As someone who is perpetually paranoid that I’m angering, disappointing, confusing and/or annoying the people in her life, the fact that I’m basing so much of my perceived reality on so little information is useful. It means that not only should I be dubious about the reality I’ve concocted for myself, but also dubious of the realities I’ve concocted on behalf of others. I just don’t have enough information. So why assume the worst? Why assume anything?
The last stop on my little mental walkabout: Stillness.
A praying mantis landed on our back door recently. It reminded me of something my sister Sarah told me not long ago- that praying mantises are reminders of the value of stillness and patience. I stared at this praying mantis sitting on the glass door with the serenity of a monk. She regarded me and I regarded her.

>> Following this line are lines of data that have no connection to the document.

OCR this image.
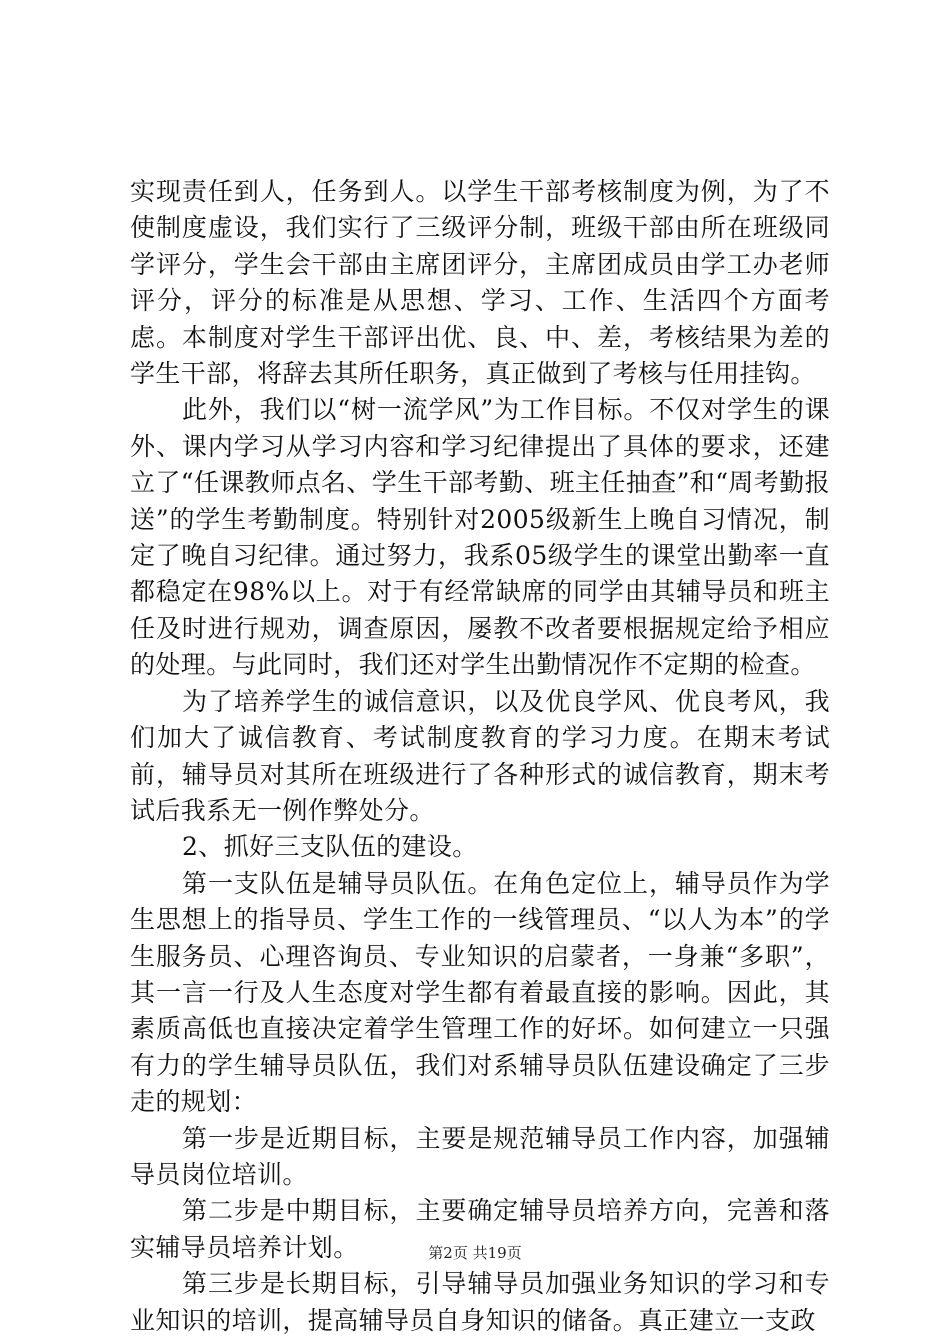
实现责任到人，任务到人。以学生干部考核制度为例，为了不使制度虚设，我们实行了三级评分制，班级干部由所在班级同学评分，学生会干部由主席团评分，主席团成员由学工办老师评分，评分的标准是从思想、学习、工作、生活四个方面考虑。本制度对学生干部评出优、良、中、差，考核结果为差的学生干部，将辞去其所任职务，真正做到了考核与任用挂钩。

此外，我们以“树一流学风”为工作目标。不仅对学生的课外、课内学习从学习内容和学习纪律提出了具体的要求，还建立了“任课教师点名、学生干部考勤、班主任抽查”和“周考勤报送”的学生考勤制度。特别针对2005级新生上晚自习情况，制定了晚自习纪律。通过努力，我系05级学生的课堂出勤率一直都稳定在98%以上。对于有经常缺席的同学由其辅导员和班主任及时进行规劝，调查原因，屡教不改者要根据规定给予相应的处理。与此同时，我们还对学生出勤情况作不定期的检查。

为了培养学生的诚信意识，以及优良学风、优良考风，我们加大了诚信教育、考试制度教育的学习力度。在期末考试前，辅导员对其所在班级进行了各种形式的诚信教育，期末考试后我系无一例作弊处分。

2、抓好三支队伍的建设。

第一支队伍是辅导员队伍。在角色定位上，辅导员作为学生思想上的指导员、学生工作的一线管理员、“以人为本”的学生服务员、心理咨询员、专业知识的启蒙者，一身兼“多职”，其一言一行及人生态度对学生都有着最直接的影响。因此，其素质高低也直接决定着学生管理工作的好坏。如何建立一只强有力的学生辅导员队伍，我们对系辅导员队伍建设确定了三步走的规划：

第一步是近期目标，主要是规范辅导员工作内容，加强辅导员岗位培训。

第二步是中期目标，主要确定辅导员培养方向，完善和落实辅导员培养计划。

第三步是长期目标，引导辅导员加强业务知识的学习和专业知识的培训，提高辅导员自身知识的储备。真正建立一支政

第2页 共19页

Be still, be still, she told me. (At least in my version of reality which as we just learned, is probably just an illusion. I’m just going to go with it anyway.)

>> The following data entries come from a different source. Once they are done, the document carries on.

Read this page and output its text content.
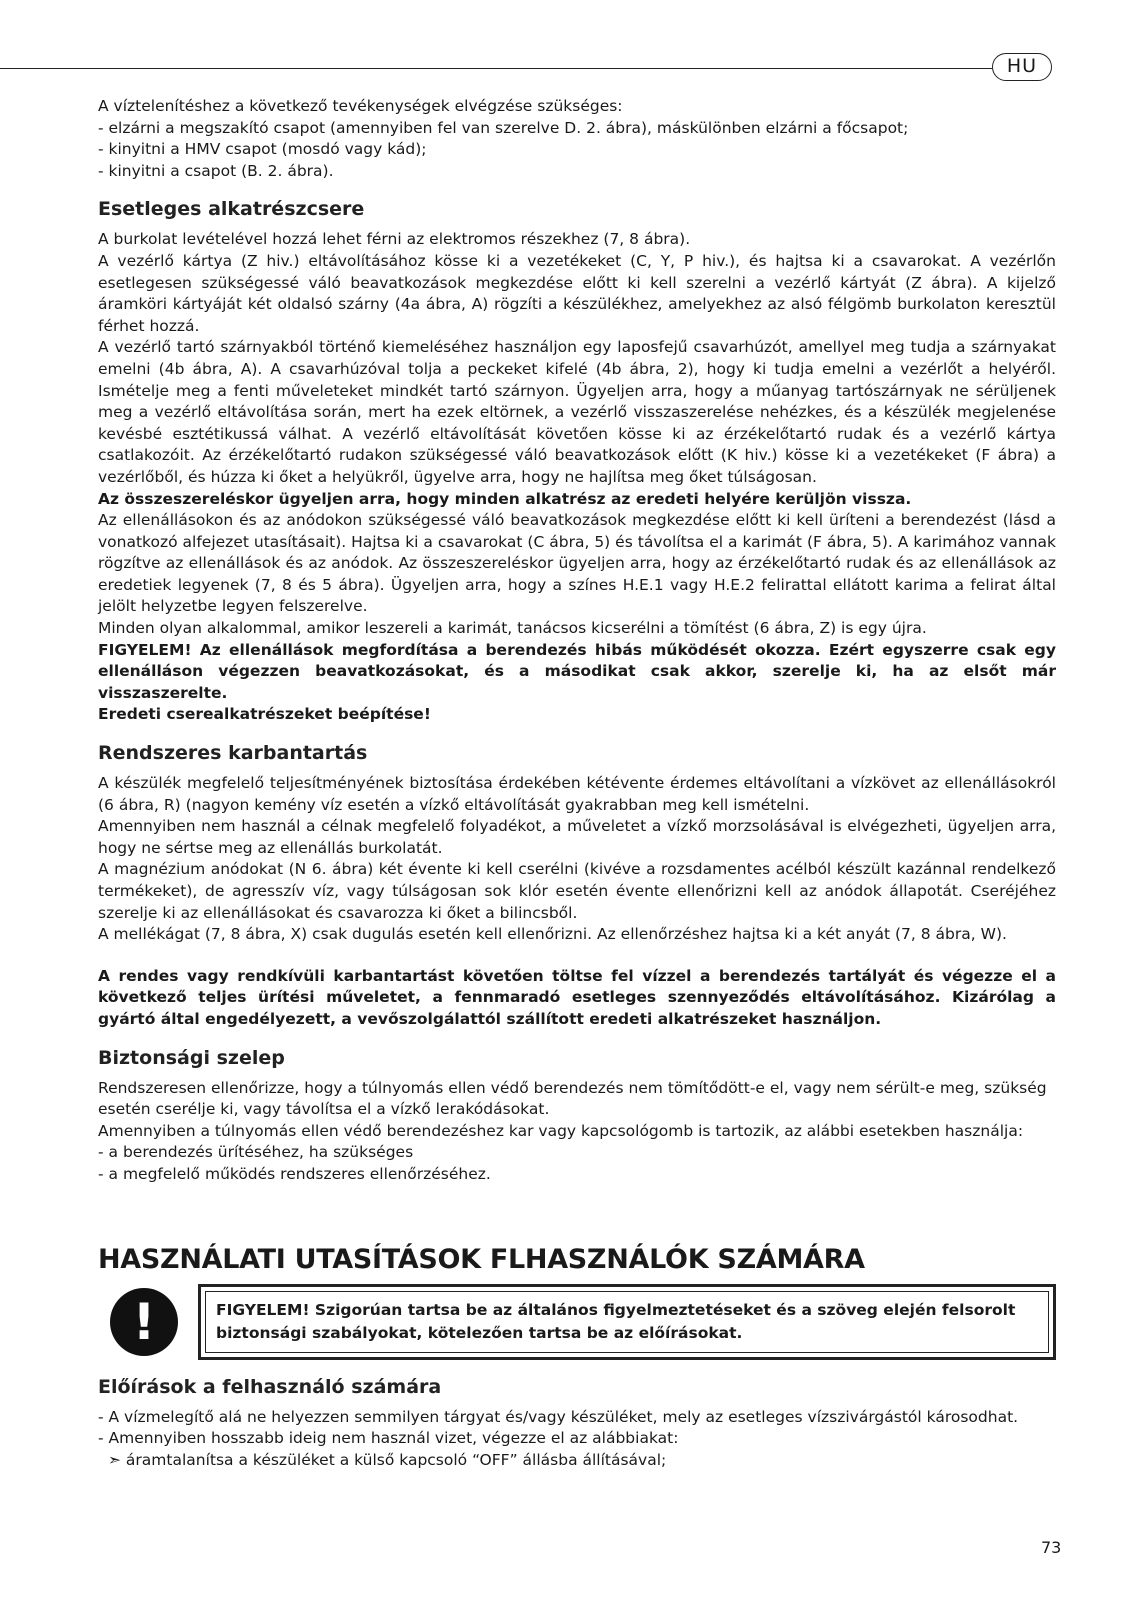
HU

A víztelenítéshez a következő tevékenységek elvégzése szükséges:

- elzárni a megszakító csapot (amennyiben fel van szerelve D. 2. ábra), máskülönben elzárni a főcsapot;

- kinyitni a HMV csapot (mosdó vagy kád);

- kinyitni a csapot (B. 2. ábra).

Esetleges alkatrészcsere

A burkolat levételével hozzá lehet férni az elektromos részekhez (7, 8 ábra).

A vezérlő kártya (Z hiv.) eltávolításához kösse ki a vezetékeket (C, Y, P hiv.), és hajtsa ki a csavarokat. A vezérlőn esetlegesen szükségessé váló beavatkozások megkezdése előtt ki kell szerelni a vezérlő kártyát (Z ábra). A kijelző áramköri kártyáját két oldalsó szárny (4a ábra, A) rögzíti a készülékhez, amelyekhez az alsó félgömb burkolaton keresztül férhet hozzá.

A vezérlő tartó szárnyakból történő kiemeléséhez használjon egy laposfejű csavarhúzót, amellyel meg tudja a szárnyakat emelni (4b ábra, A). A csavarhúzóval tolja a peckeket kifelé (4b ábra, 2), hogy ki tudja emelni a vezérlőt a helyéről. Ismételje meg a fenti műveleteket mindkét tartó szárnyon. Ügyeljen arra, hogy a műanyag tartószárnyak ne sérüljenek meg a vezérlő eltávolítása során, mert ha ezek eltörnek, a vezérlő visszaszerelése nehézkes, és a készülék megjelenése kevésbé esztétikussá válhat. A vezérlő eltávolítását követően kösse ki az érzékelőtartó rudak és a vezérlő kártya csatlakozóit. Az érzékelőtartó rudakon szükségessé váló beavatkozások előtt (K hiv.) kösse ki a vezetékeket (F ábra) a vezérlőből, és húzza ki őket a helyükről, ügyelve arra, hogy ne hajlítsa meg őket túlságosan.

Az összeszereléskor ügyeljen arra, hogy minden alkatrész az eredeti helyére kerüljön vissza.

Az ellenállásokon és az anódokon szükségessé váló beavatkozások megkezdése előtt ki kell üríteni a berendezést (lásd a vonatkozó alfejezet utasításait). Hajtsa ki a csavarokat (C ábra, 5) és távolítsa el a karimát (F ábra, 5). A karimához vannak rögzítve az ellenállások és az anódok. Az összeszereléskor ügyeljen arra, hogy az érzékelőtartó rudak és az ellenállások az eredetiek legyenek (7, 8 és 5 ábra). Ügyeljen arra, hogy a színes H.E.1 vagy H.E.2 felirattal ellátott karima a felirat által jelölt helyzetbe legyen felszerelve.

Minden olyan alkalommal, amikor leszereli a karimát, tanácsos kicserélni a tömítést (6 ábra, Z) is egy újra.

FIGYELEM! Az ellenállások megfordítása a berendezés hibás működését okozza. Ezért egyszerre csak egy ellenálláson végezzen beavatkozásokat, és a másodikat csak akkor, szerelje ki, ha az elsőt már visszaszerelte.

Eredeti cserealkatrészeket beépítése!

Rendszeres karbantartás

A készülék megfelelő teljesítményének biztosítása érdekében kétévente érdemes eltávolítani a vízkövet az ellenállásokról (6 ábra, R) (nagyon kemény víz esetén a vízkő eltávolítását gyakrabban meg kell ismételni.

Amennyiben nem használ a célnak megfelelő folyadékot, a műveletet a vízkő morzsolásával is elvégezheti, ügyeljen arra, hogy ne sértse meg az ellenállás burkolatát.

A magnézium anódokat (N 6. ábra) két évente ki kell cserélni (kivéve a rozsdamentes acélból készült kazánnal rendelkező termékeket), de agresszív víz, vagy túlságosan sok klór esetén évente ellenőrizni kell az anódok állapotát. Cseréjéhez szerelje ki az ellenállásokat és csavarozza ki őket a bilincsből.

A mellékágat (7, 8 ábra, X) csak dugulás esetén kell ellenőrizni. Az ellenőrzéshez hajtsa ki a két anyát (7, 8 ábra, W).

A rendes vagy rendkívüli karbantartást követően töltse fel vízzel a berendezés tartályát és végezze el a következő teljes ürítési műveletet, a fennmaradó esetleges szennyeződés eltávolításához. Kizárólag a gyártó által engedélyezett, a vevőszolgálattól szállított eredeti alkatrészeket használjon.

Biztonsági szelep

Rendszeresen ellenőrizze, hogy a túlnyomás ellen védő berendezés nem tömítődött-e el, vagy nem sérült-e meg, szükség esetén cserélje ki, vagy távolítsa el a vízkő lerakódásokat.

Amennyiben a túlnyomás ellen védő berendezéshez kar vagy kapcsológomb is tartozik, az alábbi esetekben használja:

- a berendezés ürítéséhez, ha szükséges

- a megfelelő működés rendszeres ellenőrzéséhez.

HASZNÁLATI UTASÍTÁSOK FLHASZNÁLÓK SZÁMÁRA
!	FIGYELEM! Szigorúan tartsa be az általános figyelmeztetéseket és a szöveg elején felsorolt biztonsági szabályokat, kötelezően tartsa be az előírásokat.
Előírások a felhasználó számára

- A vízmelegítő alá ne helyezzen semmilyen tárgyat és/vagy készüléket, mely az esetleges vízszivárgástól károsodhat.

- Amennyiben hosszabb ideig nem használ vizet, végezze el az alábbiakat:

➣ áramtalanítsa a készüléket a külső kapcsoló “OFF” állásba állításával;

73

These days I am still much more than I’m comfortable with. When a small being wants to be held and every couple hours cries for the food stored only in my body, well, there’s a lot of sitting.
I have to make peace with all this sitting. I’ve always placed so much of my worth on how hard I work. The tasks I accomplish. The floors that have been washed. The loads of laundry that have been cleaned and folded. The number of articles I’ve completed for a client. The hours I’ve spent not sitting doing nothing.

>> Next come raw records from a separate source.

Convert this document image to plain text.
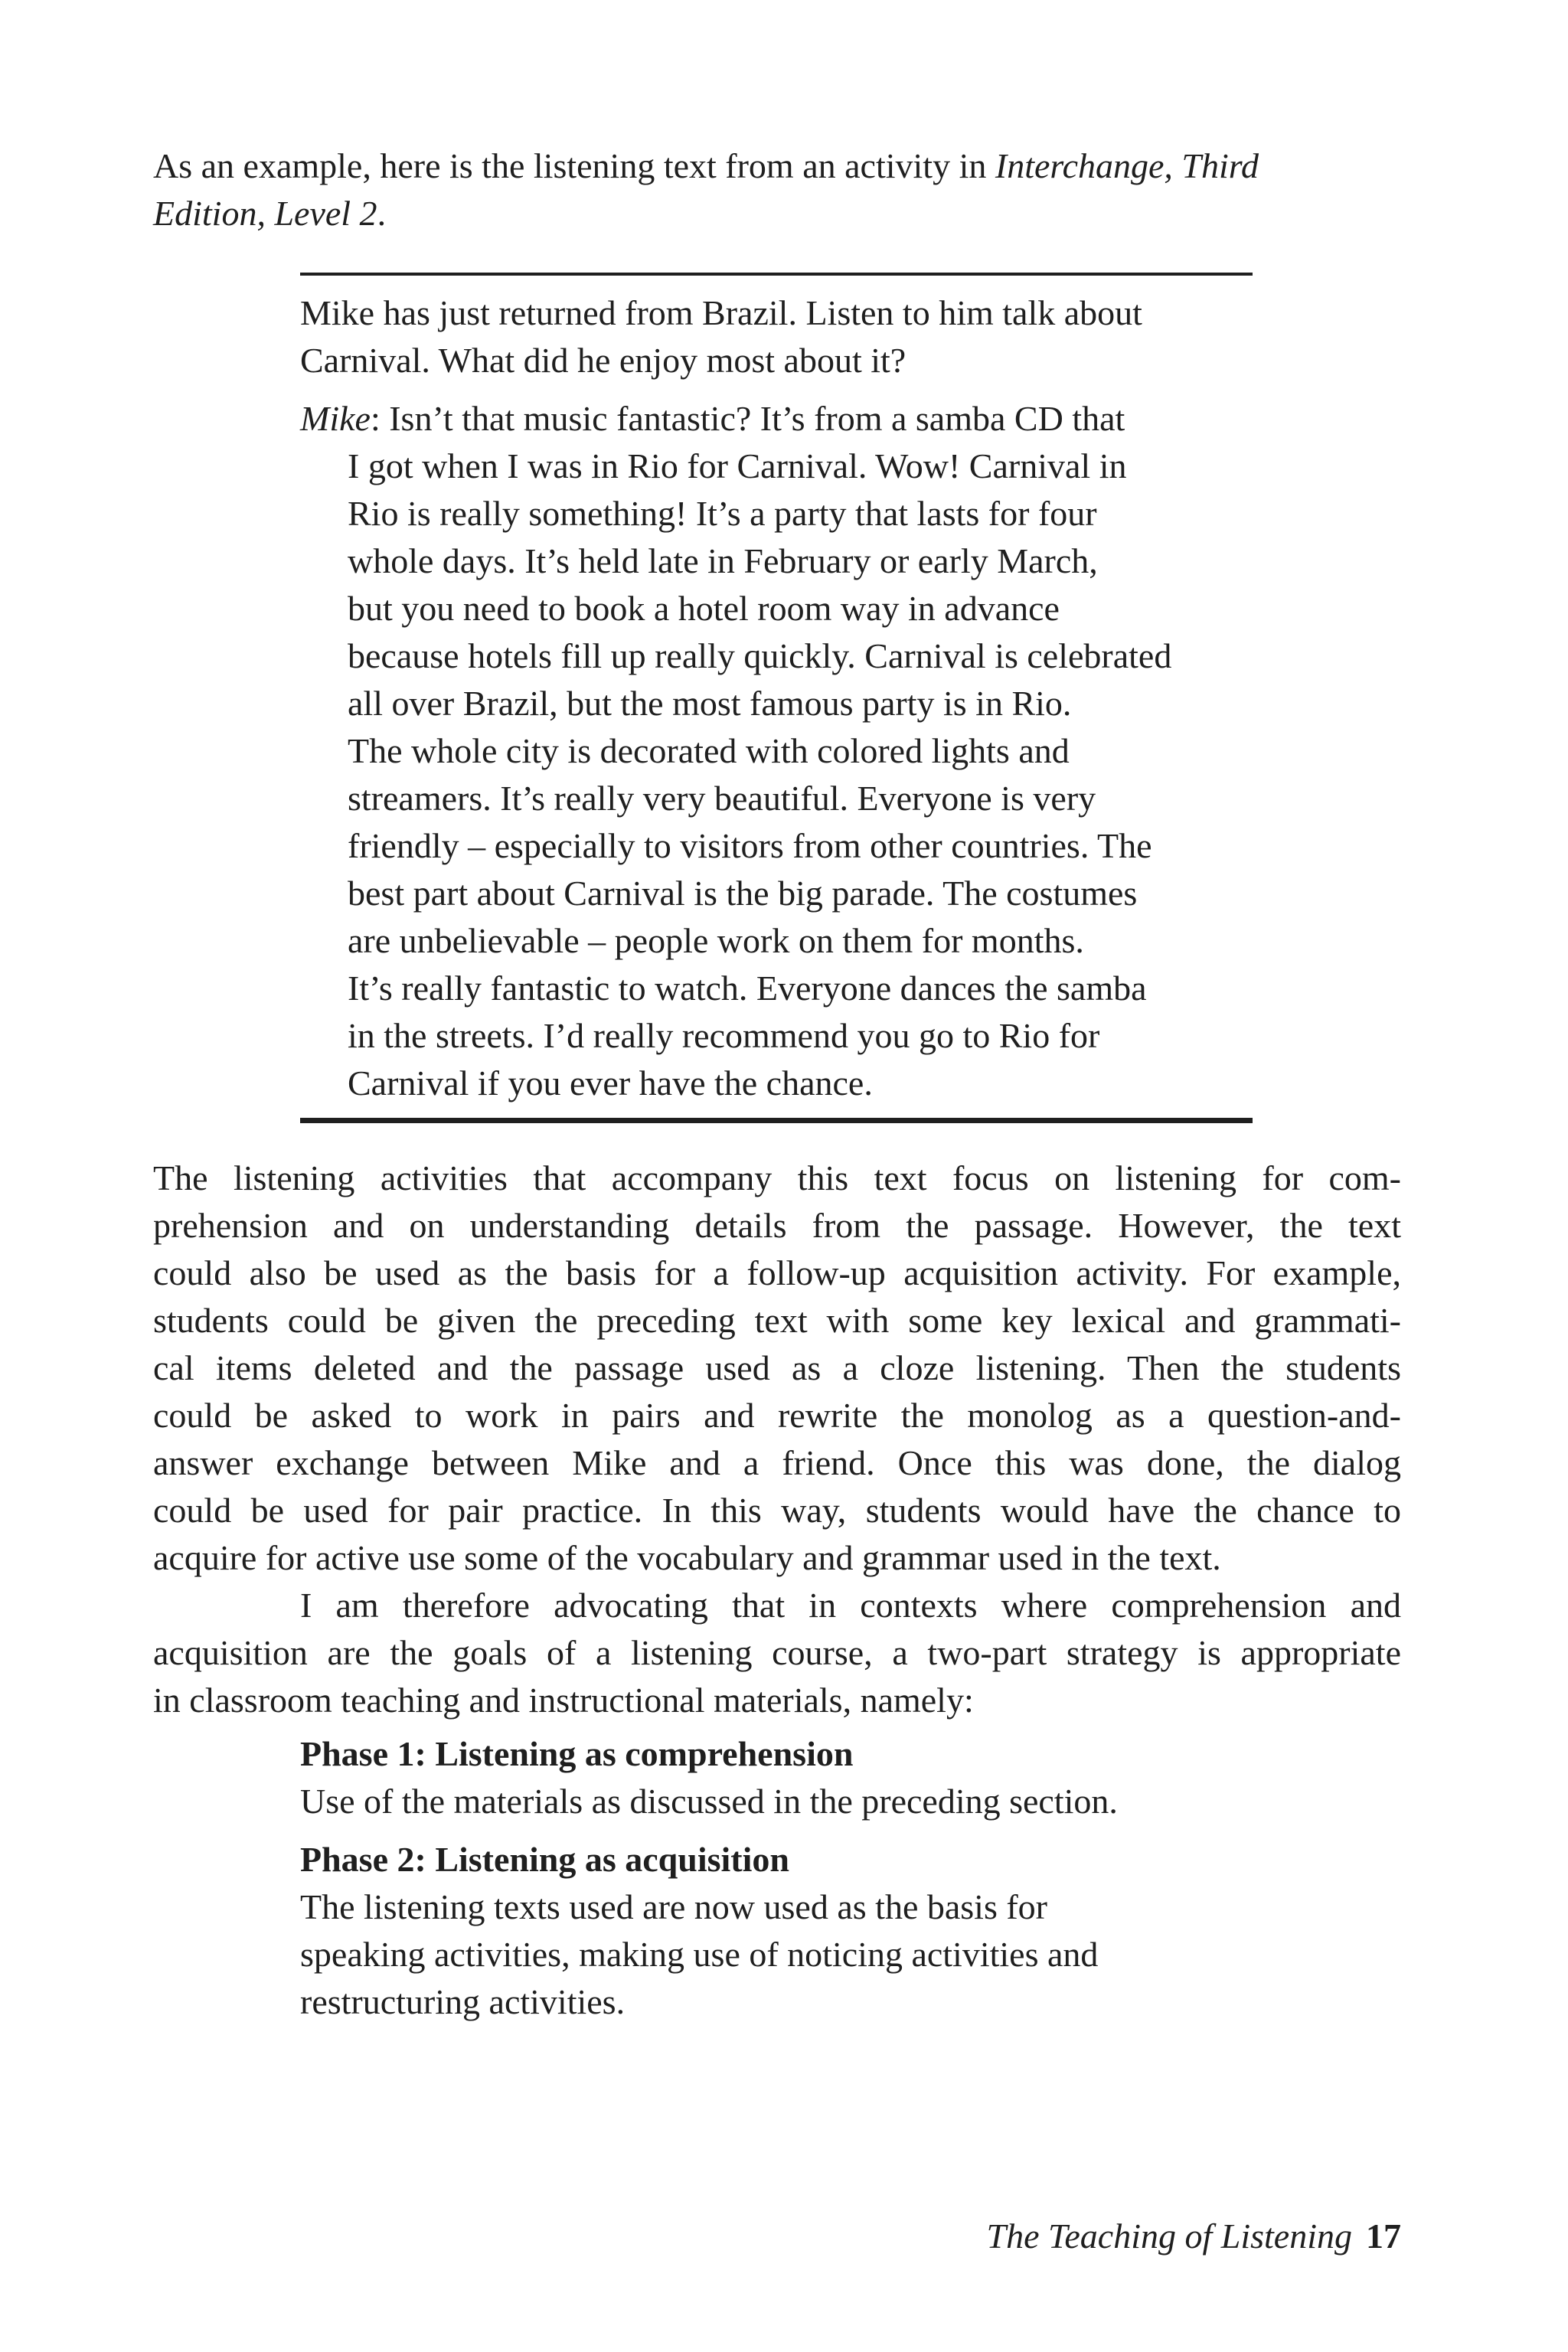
As an example, here is the listening text from an activity in Interchange, Third
Edition, Level 2.

Mike has just returned from Brazil. Listen to him talk about
Carnival. What did he enjoy most about it?

Mike: Isn’t that music fantastic? It’s from a samba CD that
I got when I was in Rio for Carnival. Wow! Carnival in
Rio is really something! It’s a party that lasts for four
whole days. It’s held late in February or early March,
but you need to book a hotel room way in advance
because hotels fill up really quickly. Carnival is celebrated
all over Brazil, but the most famous party is in Rio.
The whole city is decorated with colored lights and
streamers. It’s really very beautiful. Everyone is very
friendly – especially to visitors from other countries. The
best part about Carnival is the big parade. The costumes
are unbelievable – people work on them for months.
It’s really fantastic to watch. Everyone dances the samba
in the streets. I’d really recommend you go to Rio for
Carnival if you ever have the chance.

The listening activities that accompany this text focus on listening for com-
prehension and on understanding details from the passage. However, the text
could also be used as the basis for a follow-up acquisition activity. For example,
students could be given the preceding text with some key lexical and grammati-
cal items deleted and the passage used as a cloze listening. Then the students
could be asked to work in pairs and rewrite the monolog as a question-and-
answer exchange between Mike and a friend. Once this was done, the dialog
could be used for pair practice. In this way, students would have the chance to
acquire for active use some of the vocabulary and grammar used in the text.

I am therefore advocating that in contexts where comprehension and
acquisition are the goals of a listening course, a two-part strategy is appropriate
in classroom teaching and instructional materials, namely:

Phase 1: Listening as comprehension
Use of the materials as discussed in the preceding section.
Phase 2: Listening as acquisition
The listening texts used are now used as the basis for
speaking activities, making use of noticing activities and
restructuring activities.
The Teaching of Listening 17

As I’m scrolling through Facebook in the wee hours of the morning and the non-wee hours of the morning, afternoon and night, it’s hard not to be overwhelmed. It’s all those videos from Better Homes and Garden and HGTV and the Food Network. All of them offering ideas for dishes and projects I could make. Things I should be making from scratch. Each seemingly more elaborate and more time consuming than the last. I mean, is it necessary for me to craft a wreath out of recycled denim? Do I really need to add removable wallpaper to the sides of the drawers in my kitchen? Should I take the time to repurpose an old file cabinet into storage for garden tools?
There’s a suggestion however subtle or unintended, that I do more. That I’m supposed to be this renaissance woman capable of fashioning adorable and practical home decor ala MacGyver; baking homemade strawberry poke cakes; pickling heirloom, organic produce; and staying on top of the latest news to be outraged about; all while raising kids who experience the just-right blend of helicoptering and free ranging.
We’ve built an entire society worker bees. Convinced that our value can only be measured in all that we do. I know (I know!) believing this is a fallacy. What I value in other people isn’t their ability to get to inbox zero or how high they’ve climbed a corporate ladder or whether their closets are Martha Stewart approved or their children’s birthday parties are Pinterest worthy.
My favorite people are inevitably the ones who bring me to stillness- who know the value of a cup of coffee and good conversation. People who pursue creativity in whatever form that takes for them- whether its writing, painting, woodworking or cake decorating- and inspire me to do the same. People who can find as much beauty in the dew covering their front lawn as they do in adventures to exotic locales.
We’re being taught to cast a wide net to haul in our best lives, picking through the catch for the choicest bits. But lately I feel overwhelmed by that. All the piles of things. All the stuff we amass that takes up space either physically or mentally.
I don’t know that I have the energy to pull that overloaded net back in.
So I go back to stillness. Because Baby Girl forces me to be still and because maybe it’s in stillness that I’ll find more peace in this reality I’m in.
Maybe the answer to the calm I’m seeking isn’t an ever growing net, but a single fishing line cast out into the water and me standing on shore waiting patiently. Writing a better story for myself all the while.
It’s not as if I have a choice in the matter these days.
Because Baby Girl Loves to be held.
And maybe holding her is all the doing I need to do right now.